In my country, someone simply might not like you; and might find the solution of that problem by fighting with you. It’s normal, and a very common phenomenon in here.
And that is the reason I pay for my wing-tjun classes.
Or, you cannot possibly kiss your beloved one on the street, but if you’re a male, you can beat your girlfriend, your wife, your fiancee, your sister, or any random woman. This is perfectly normal. You won’t even get a charge because of this act. Maybe someone will report you to the police, and they miiiiiight arrest you for a couple of hours, for interrogation, and then, they’ll let you go.
So yeah, actually, as a guy, I should feel privileged in here, for I can do whatever I want and would probably get away with it. Yet, there is one tiny, little problem; which is that I do not want to be privileged, I do not want to fight, I do not want to act like a lawless cowboy in some kind of old western movie. I want to feel safe while walking on the street, kiss the girl I am with, or the guy (of course in here, if you are a guy, and try to kiss another guy -who happens to be your significant other- on the street, you might even get killed), or, I don’t know, talk to people without thinking about if I make them feel threatened or not, or I just want to see happy faces around me.
That was another thing I’ve noticed. In Europe, people are smiling most of the time. In here, everybody’s sulking, every single freaking time.
Now, at this point, I feel obligated to tell you that, I do know that there are problems, (many, actually) in Europe. I know that Europeans had had times when they were oppressed, felt captive, and so forth. Yet, in our times, there is a big difference between Middle East and Europe.

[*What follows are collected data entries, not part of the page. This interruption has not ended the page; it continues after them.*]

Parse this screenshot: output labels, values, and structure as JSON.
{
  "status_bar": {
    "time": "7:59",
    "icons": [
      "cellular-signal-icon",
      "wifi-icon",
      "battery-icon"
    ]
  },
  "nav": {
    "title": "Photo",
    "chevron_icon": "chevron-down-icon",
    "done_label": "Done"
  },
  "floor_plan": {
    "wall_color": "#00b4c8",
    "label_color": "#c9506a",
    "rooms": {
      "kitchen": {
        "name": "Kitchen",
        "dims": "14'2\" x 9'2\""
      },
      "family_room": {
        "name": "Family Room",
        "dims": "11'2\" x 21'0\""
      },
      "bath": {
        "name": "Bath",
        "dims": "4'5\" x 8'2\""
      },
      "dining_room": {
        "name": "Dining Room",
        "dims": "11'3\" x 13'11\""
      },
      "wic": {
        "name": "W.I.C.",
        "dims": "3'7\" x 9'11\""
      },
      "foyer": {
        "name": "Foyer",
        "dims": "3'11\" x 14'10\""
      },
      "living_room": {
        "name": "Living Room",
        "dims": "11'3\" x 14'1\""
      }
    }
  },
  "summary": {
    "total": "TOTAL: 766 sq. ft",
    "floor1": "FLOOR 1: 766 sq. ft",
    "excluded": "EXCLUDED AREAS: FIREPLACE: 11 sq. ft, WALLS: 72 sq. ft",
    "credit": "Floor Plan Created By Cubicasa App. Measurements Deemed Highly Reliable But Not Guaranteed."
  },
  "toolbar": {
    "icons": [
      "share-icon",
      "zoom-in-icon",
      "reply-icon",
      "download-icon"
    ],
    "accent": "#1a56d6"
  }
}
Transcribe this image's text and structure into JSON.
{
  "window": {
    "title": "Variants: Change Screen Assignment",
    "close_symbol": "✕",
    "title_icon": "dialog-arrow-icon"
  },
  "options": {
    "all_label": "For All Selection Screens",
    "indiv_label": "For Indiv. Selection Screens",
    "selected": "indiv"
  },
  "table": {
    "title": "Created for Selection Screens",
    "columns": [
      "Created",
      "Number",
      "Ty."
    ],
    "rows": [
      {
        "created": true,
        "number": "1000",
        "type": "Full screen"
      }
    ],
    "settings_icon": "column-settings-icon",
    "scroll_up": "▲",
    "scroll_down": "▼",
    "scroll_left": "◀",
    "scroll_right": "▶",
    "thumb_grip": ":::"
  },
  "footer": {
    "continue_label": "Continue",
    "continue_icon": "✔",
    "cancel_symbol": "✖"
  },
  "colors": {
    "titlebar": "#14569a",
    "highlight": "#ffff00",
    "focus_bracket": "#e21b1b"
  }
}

And I keep asking myself the very same question, over and over again: What is the reason which causes us to create a social prison around us, and what is the very reason, or way how Europeans broke (or never had it like us) that chains?
How in a European country, and I can confidently talk about Brussels, where I worked as a journalist (intern, actually), people from different backgrounds, who came from different cultures, speak different languages, can get along so easily, so friendly, so human like? And why this is not the case in where I am forced to live?
I miss the taste of freedom, the notion which I want to drink it like an animal who had been kept in a cage for a long time, ran away, got captured again and now longs for it with its all being.